I have tomorrow off school also and I won't have as much studying to do as I did today, but I'll still do some. Then......... MY MOM IS COMING!!!! I am so excited! What a great week I'm having :) She will be in at 5:30 and staying until Tuesday morning. I wish she could stay longer but I'm happy she gets to come at all! I have school Friday from 9-5 and work Saturday 9-5 but other than that I'm going to be with her the rest of the time. I wish I didn't have work on Saturday, but that's reality I guess! Anyway, I am really excited to see her!! :)
I had class yesterday from 8-5. If you read my last post, you know that I woke up at 4am to rush to the hospital and see my nephew be born :) but that doesn't mean I wasn't tired ALL day! It was so worth it, but I was really distracted during lecture (8-12:30). I couldn't concentrate at all - all i could think about was seeing and hold that little cutie and visiting with Jenna and Tanner. So anyway, I was distracted, exhausted and over school already. haha.. But I had to push through it. I scarfed my lunch down in between 12:30-1 and then had to be in lab from 1-5pm. After school was finished I went back to the hospital and held Nicholas forever and visited Jenna from 5-8pm! I was pretty exhausted by the time I got home and totally crashed around 10. I felt kind of bad visiting Jenna for so long, since she was the one that was really exhausted, but I just couldn't stop holding Nicholas! He is so perfect. Well the entire day was worth it, but I don't think I learned one thing in school.
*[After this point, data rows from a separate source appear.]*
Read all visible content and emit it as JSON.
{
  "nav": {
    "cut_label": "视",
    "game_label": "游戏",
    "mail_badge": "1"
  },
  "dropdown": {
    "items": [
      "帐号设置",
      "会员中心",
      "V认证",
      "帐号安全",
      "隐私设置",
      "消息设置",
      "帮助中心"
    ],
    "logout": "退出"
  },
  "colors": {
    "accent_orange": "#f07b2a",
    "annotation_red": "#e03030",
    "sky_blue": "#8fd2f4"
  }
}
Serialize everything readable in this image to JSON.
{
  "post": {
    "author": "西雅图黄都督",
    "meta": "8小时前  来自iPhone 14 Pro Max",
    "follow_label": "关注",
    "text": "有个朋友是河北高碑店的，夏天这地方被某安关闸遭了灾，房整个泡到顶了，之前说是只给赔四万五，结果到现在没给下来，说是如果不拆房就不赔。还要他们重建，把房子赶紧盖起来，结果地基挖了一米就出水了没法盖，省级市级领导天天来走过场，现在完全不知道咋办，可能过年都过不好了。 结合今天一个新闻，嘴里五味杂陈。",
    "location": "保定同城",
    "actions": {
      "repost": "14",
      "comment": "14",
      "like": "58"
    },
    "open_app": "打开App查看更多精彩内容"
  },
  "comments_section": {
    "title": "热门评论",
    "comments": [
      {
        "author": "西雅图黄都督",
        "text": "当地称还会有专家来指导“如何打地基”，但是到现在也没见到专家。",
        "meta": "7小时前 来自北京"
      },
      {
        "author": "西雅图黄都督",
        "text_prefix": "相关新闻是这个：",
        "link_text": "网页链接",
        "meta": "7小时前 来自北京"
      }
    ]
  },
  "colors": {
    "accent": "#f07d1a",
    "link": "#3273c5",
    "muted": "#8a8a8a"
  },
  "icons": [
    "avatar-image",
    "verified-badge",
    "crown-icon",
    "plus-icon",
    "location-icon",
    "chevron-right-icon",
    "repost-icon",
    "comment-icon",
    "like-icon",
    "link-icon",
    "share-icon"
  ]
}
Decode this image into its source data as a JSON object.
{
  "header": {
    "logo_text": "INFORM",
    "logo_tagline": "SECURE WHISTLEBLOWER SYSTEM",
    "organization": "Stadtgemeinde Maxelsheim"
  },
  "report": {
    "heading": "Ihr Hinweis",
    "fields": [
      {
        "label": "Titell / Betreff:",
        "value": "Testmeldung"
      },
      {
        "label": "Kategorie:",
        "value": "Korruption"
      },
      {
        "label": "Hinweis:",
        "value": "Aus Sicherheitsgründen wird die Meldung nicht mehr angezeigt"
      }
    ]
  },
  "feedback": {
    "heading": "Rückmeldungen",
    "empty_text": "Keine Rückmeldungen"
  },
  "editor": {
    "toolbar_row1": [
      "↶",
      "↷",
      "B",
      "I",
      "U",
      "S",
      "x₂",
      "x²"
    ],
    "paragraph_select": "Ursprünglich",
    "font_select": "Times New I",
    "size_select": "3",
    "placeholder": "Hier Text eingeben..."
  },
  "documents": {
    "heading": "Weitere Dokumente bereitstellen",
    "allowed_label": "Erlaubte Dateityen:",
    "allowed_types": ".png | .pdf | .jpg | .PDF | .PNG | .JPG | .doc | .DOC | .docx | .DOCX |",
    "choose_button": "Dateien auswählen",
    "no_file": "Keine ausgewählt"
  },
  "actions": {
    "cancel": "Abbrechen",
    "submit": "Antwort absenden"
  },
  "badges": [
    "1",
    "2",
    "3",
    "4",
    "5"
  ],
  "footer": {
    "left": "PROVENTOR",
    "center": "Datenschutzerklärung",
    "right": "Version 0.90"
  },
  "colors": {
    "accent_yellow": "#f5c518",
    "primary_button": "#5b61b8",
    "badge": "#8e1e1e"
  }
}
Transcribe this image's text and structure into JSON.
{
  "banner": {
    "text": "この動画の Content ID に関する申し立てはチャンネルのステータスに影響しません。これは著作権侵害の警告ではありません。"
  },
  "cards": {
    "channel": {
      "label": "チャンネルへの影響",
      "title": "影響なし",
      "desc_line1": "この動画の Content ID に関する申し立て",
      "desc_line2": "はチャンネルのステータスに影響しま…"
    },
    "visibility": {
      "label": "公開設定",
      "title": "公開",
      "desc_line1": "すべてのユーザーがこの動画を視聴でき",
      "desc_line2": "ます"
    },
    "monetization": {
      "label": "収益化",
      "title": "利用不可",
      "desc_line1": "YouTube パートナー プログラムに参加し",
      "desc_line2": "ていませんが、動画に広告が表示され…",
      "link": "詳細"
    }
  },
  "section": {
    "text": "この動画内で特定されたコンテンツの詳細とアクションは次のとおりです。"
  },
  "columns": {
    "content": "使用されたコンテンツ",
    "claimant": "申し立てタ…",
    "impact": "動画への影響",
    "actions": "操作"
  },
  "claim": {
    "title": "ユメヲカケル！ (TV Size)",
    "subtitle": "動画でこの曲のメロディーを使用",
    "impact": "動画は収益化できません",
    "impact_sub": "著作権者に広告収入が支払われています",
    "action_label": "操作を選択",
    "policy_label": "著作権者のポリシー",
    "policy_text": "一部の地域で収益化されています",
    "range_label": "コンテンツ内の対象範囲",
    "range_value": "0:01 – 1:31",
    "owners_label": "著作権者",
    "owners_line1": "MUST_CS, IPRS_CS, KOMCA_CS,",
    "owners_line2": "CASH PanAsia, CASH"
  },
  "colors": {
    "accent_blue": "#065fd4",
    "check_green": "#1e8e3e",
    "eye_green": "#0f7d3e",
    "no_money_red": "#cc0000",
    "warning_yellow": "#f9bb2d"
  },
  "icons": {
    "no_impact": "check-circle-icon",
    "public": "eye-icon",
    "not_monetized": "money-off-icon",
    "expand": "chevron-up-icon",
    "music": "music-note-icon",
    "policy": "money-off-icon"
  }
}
So instead, today I got to spend 6 hours studying and reviewing all the things that I should have learned in school yesterday! It doesn't matter though, I would have had to study 6 hours either way.
I have tomorrow off school also and I won't have as much studying to do as I did today, but I'll still do some. Then......... MY MOM IS COMING!!!! I am so excited! What a great week I'm having :) She will be in at 5:30 and staying until Tuesday morning. I wish she could stay longer but I'm happy she gets to come at all! I have school Friday from 9-5 and work Saturday 9-5 but other than that I'm going to be with her the rest of the time. I wish I didn't have work on Saturday, but that's reality I guess! Anyway, I am really excited to see her!! :)
I have a nephew!!!




Nicholas Cruz Epstein made his arrival on earth on August 31st, 2010 at 7:41am. He weights 7lbs 8oz and is 21inches long! I love him so much and his mommy and daddy will be amazing parents!!
We have been waiting for this day for soo long now and he is finally here! I am so glad Jenna let me be a part of her special delivery and it was really amazing!
Jenna called me at 4am on Aug 31st and told me she was having regular contractions and that she was going in to get checked at the hospital. I of course said Are you KIDDING me?! I had to be to school at 8am with no exceptions! She told me she would call me back and let me know. So then 5 comes around and I get a call from her saying she is 5cm dilated and ready to do this! I throw on some clothes, and raced over to Saint Marys! I didn't think he was going to be born before I had to leave for school but I wanted to be there anyway. They broke her water around 6:30 and by 6:50 she was 7cm dilated! I was soo excited and anxious thinking I would actually get to see him be born. Well... by 7:20ish she was 10cm and pushing away! He was born at 7:41 and I was SO happy I got to see him be born. Unfortunately, thanks to school, I had to rush and leave and actually made it to class by 8:05.. not bad!
I'm so happy for Jenna, Tanner and Nicholas and I know he is a very lucky little guy!